The Little Sisters of the Poor are headed back to the Supreme Court this term.
It is unclear whether they will win this one narrowly or broadly, but they should win. Although it is unfortunate that they have had to be in court again, the Little Sisters’ second case at the Supreme Court could end up benefiting religious freedom in the future. Their opponents’ insistence on drawing them back into litigation may yield a significant precedent for interpreting the federal statutory law of religious freedom set forth in the Religious Freedom Restoration Act (RFRA).

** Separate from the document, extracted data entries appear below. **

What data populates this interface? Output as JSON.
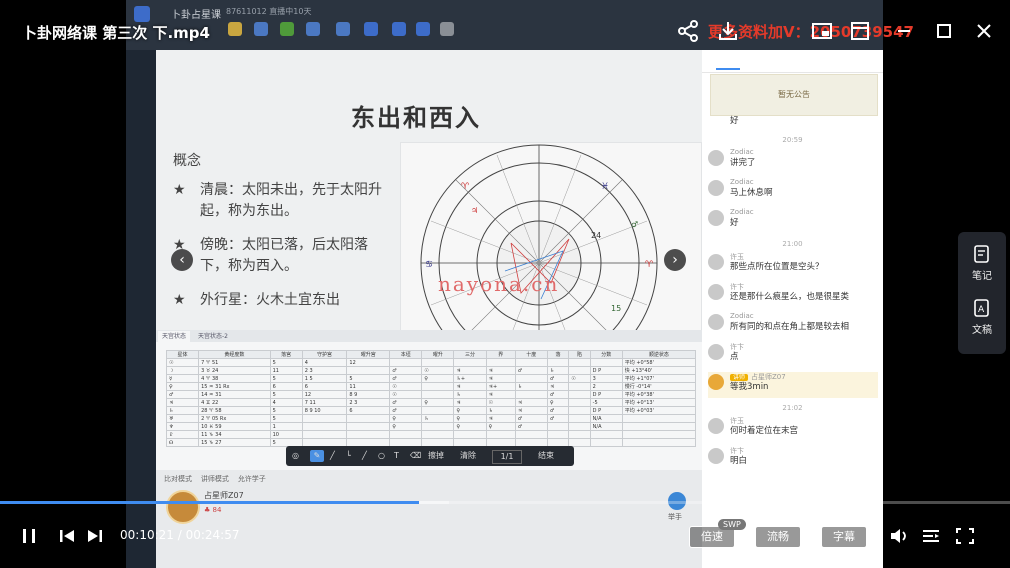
{
  "player": {
    "file_title": "卜卦网络课 第三次 下.mp4",
    "promo": "更多资料加V：2050739547",
    "current_time": "00:10:21",
    "duration": "00:24:57",
    "time_display": "00:10:21 / 00:24:57",
    "progress": 0.415,
    "buttons": {
      "speed": "倍速",
      "quality": "流畅",
      "subtitle": "字幕",
      "swp": "SWP"
    },
    "side_panel": {
      "notes": "笔记",
      "manuscript": "文稿"
    }
  },
  "recording": {
    "app_title": "卜卦占星课",
    "sub_status": "87611012  直播中10天",
    "slide": {
      "title": "东出和西入",
      "concept_label": "概念",
      "bullets": [
        "清晨：太阳未出，先于太阳升起，称为东出。",
        "傍晚：太阳已落，后太阳落下，称为西入。",
        "外行星：火木土宜东出"
      ],
      "watermark": "nayona.cn"
    },
    "table_tabs": [
      "天宫状态",
      "天宫状态-2"
    ],
    "table_headers": [
      "星体",
      "黄经度数",
      "落宫",
      "守护宫",
      "曜升宫",
      "本垣",
      "曜升",
      "三分",
      "界",
      "十度",
      "落",
      "陷",
      "分数",
      "顺逆状态"
    ],
    "table_rows": [
      [
        "☉",
        "7 ♈ 51",
        "5",
        "4",
        "12",
        "",
        "",
        "",
        "",
        "",
        "",
        "",
        "",
        "平均 +0°58'"
      ],
      [
        "☽",
        "3 ♉ 24",
        "11",
        "2 3",
        "",
        "♂",
        "☉",
        "♃",
        "♃",
        "♂",
        "♄",
        "",
        "D P",
        "快 +13°40'"
      ],
      [
        "☿",
        "4 ♈ 38",
        "5",
        "1 5",
        "5",
        "♂",
        "♀",
        "♄+",
        "♃",
        "",
        "♂",
        "☉",
        "3",
        "平均 +1°07'"
      ],
      [
        "♀",
        "15 ♒ 31 Rx",
        "6",
        "6",
        "11",
        "☉",
        "",
        "♃",
        "♃+",
        "♄",
        "♃",
        "",
        "2",
        "慢行 -0°14'"
      ],
      [
        "♂",
        "14 ♒ 31",
        "5",
        "12",
        "8 9",
        "☉",
        "",
        "♄",
        "♃",
        "",
        "♂",
        "",
        "D P",
        "平均 +0°38'"
      ],
      [
        "♃",
        "4 ♊ 22",
        "4",
        "7 11",
        "2 3",
        "♂",
        "♀",
        "♃",
        "☉",
        "♃",
        "♀",
        "",
        "-5",
        "平均 +0°13'"
      ],
      [
        "♄",
        "28 ♈ 58",
        "5",
        "8 9 10",
        "6",
        "♂",
        "",
        "♀",
        "♄",
        "♃",
        "♂",
        "",
        "D P",
        "平均 +0°03'"
      ],
      [
        "♅",
        "2 ♈ 05 Rx",
        "5",
        "",
        "",
        "♀",
        "♄",
        "♀",
        "♃",
        "♂",
        "♂",
        "",
        "N/A",
        ""
      ],
      [
        "♆",
        "10 ♓ 59",
        "1",
        "",
        "",
        "♀",
        "",
        "♀",
        "♀",
        "♂",
        "",
        "",
        "N/A",
        ""
      ],
      [
        "♇",
        "11 ♑ 34",
        "10",
        "",
        "",
        "",
        "",
        "",
        "",
        "",
        "",
        "",
        "",
        ""
      ],
      [
        "☊",
        "15 ♑ 27",
        "5",
        "",
        "",
        "",
        "",
        "",
        "",
        "",
        "",
        "",
        "",
        ""
      ]
    ],
    "draw_tools": {
      "erase": "擦掉",
      "clear": "清除",
      "page": "1/1",
      "end": "结束"
    },
    "bottom_tabs": [
      "比对模式",
      "讲师模式",
      "允许学子"
    ],
    "teacher": {
      "name": "占星师Z07",
      "tag": "♣ 84"
    },
    "fab_label": "举手"
  },
  "chat": {
    "notice": "暂无公告",
    "messages": [
      {
        "type": "text",
        "name": "",
        "text": "好"
      },
      {
        "type": "time",
        "text": "20:59"
      },
      {
        "type": "text",
        "name": "Zodiac",
        "text": "讲完了"
      },
      {
        "type": "text",
        "name": "Zodiac",
        "text": "马上休息啊"
      },
      {
        "type": "text",
        "name": "Zodiac",
        "text": "好"
      },
      {
        "type": "time",
        "text": "21:00"
      },
      {
        "type": "text",
        "name": "许玉",
        "text": "那些点所在位置是空头？"
      },
      {
        "type": "text",
        "name": "许卞",
        "text": "还是那什么痕星么，也是很星类"
      },
      {
        "type": "text",
        "name": "Zodiac",
        "text": "所有同的和点在角上都是较去相"
      },
      {
        "type": "text",
        "name": "许卞",
        "text": "点"
      },
      {
        "type": "highlight",
        "badge": "讲师",
        "name": "占星师Z07",
        "text": "等我3min"
      },
      {
        "type": "time",
        "text": "21:02"
      },
      {
        "type": "text",
        "name": "许玉",
        "text": "何时着定位在末宫"
      },
      {
        "type": "text",
        "name": "许卞",
        "text": "明白"
      }
    ]
  }
}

Last time the Little Sisters went to the Supreme Court, they were plaintiffs seeking relief from the Affordable Care Act’s federal command to include contraceptive drugs and devices in their health benefits plan. This time, they intervened as defendants, while the plaintiffs are states seeking to invalidate the 2017 federal rule that protects the Little Sisters’ religious exercise by exempting their health benefits plan from contraceptives commandeering.
Last time, the Little Sisters had the Obama Administration against them. This time, they have the Trump Administration on their side.
Last time, their case was heard by an eight-justice Court without Justice Antonin Scalia and with Justice Anthony Kennedy. This time, their case will be decided by a nine-justice court that includes Justice Neil Gorsuch and Justice Brett Kavanaugh.
But one thing has not changed: The insistence of some government officials that the Little Sisters and other religious employers must implement the contraceptive mandate in violation of their religious commitments. The Obama Administration fought hard against granting the regulatory exemption that the Trump Administration later promulgated when settling the first round of contraceptive-commandeering cases. Lawsuits led by blue-state Attorneys General (this one by Pennsylvania and New Jersey, together with another one by California, Delaware, Virginia, Maryland, New York, Illinois, Washington, Minnesota, Connecticut, D.C., North Carolina, Vermont, Rhode Island, and Hawaii) picked up where the Obama Administration left off. With their party having lost at the federal level, these partisans used their state offices to go on offense against new federal rules protecting conscience and religious freedom.